The Adolescents Embracing Vegetarianism
Key Takeaways:
- Adolescents embracing vegetarianism need to ensure their food intake is diverse to cater to their nutritional needs.
- Essential nutrients for adolescent vegans include calories and fats, proteins, calcium, iron, vitamin B12, and zinc.
- Sources of calories and fat can be nut butter, different nuts, plant-based cheese, sunflower seeds, and soy-based products.
- Protein sources can be legumes, meatless chili, and soy products, among others.
- Iron can be acquired from enriched grains, legumes, and dried fruits, among other foods.
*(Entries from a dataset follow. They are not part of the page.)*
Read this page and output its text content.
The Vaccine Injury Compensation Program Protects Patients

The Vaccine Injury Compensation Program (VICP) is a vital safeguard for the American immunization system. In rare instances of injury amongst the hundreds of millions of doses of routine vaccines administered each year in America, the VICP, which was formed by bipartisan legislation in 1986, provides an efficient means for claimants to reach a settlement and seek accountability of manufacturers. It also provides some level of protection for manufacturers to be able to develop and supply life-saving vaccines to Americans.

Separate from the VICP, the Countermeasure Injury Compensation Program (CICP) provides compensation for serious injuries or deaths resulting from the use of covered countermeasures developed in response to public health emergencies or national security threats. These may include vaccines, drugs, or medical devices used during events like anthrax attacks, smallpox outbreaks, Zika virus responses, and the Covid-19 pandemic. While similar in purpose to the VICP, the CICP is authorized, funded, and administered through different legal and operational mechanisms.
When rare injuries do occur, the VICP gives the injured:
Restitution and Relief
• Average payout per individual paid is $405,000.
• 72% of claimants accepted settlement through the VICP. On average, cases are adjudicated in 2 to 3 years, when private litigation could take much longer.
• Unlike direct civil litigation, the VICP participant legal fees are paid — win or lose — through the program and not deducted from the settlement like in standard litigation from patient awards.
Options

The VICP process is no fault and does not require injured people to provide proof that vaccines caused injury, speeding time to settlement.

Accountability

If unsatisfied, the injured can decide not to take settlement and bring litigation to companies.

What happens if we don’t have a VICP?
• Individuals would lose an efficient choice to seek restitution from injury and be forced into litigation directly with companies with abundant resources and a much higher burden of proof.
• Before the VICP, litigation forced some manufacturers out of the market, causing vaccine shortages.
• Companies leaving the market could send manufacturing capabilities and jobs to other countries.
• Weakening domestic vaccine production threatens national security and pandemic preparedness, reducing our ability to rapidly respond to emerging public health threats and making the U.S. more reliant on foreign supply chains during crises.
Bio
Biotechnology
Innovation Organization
At times, adolescents declare dietary alteration – they no longer wish to consume meat. This may be a persistent dietary modification or a temporary whim, but it is crucial to ensure that their food intake is sufficiently diverse.
Essential Nutrients to Include in Diet of Adolescent Vegans
The Athletarian.com suggests to incorporate the following nutrients in your child’s diet:
Calories and Fat: Consider sources like nut butter, different nuts, plant-based cheese, sunflower seeds, and soy-based products.
Protein: You may include legumes, chili without any meat, along with dairy and soy products.
Calcium: Foods like vegan milk and plant-based orange juices, tofu, and dark green leafy vegetables are great sources of calcium.
Iron: Go for enriched grains, legumes, and dried fruit for a high iron intake.
Vitamin B12: Fortified soy milk, and selected breakfast cereals are great vegan sources.
Zinc: Easily found in legumes, vegan hard cheeses, whole grain products, wheat germ, nuts, and tofu.
It’s inherent that the information provided here carries significant value. For questions or comments, feel free to get in touch with the Athletarian.com team.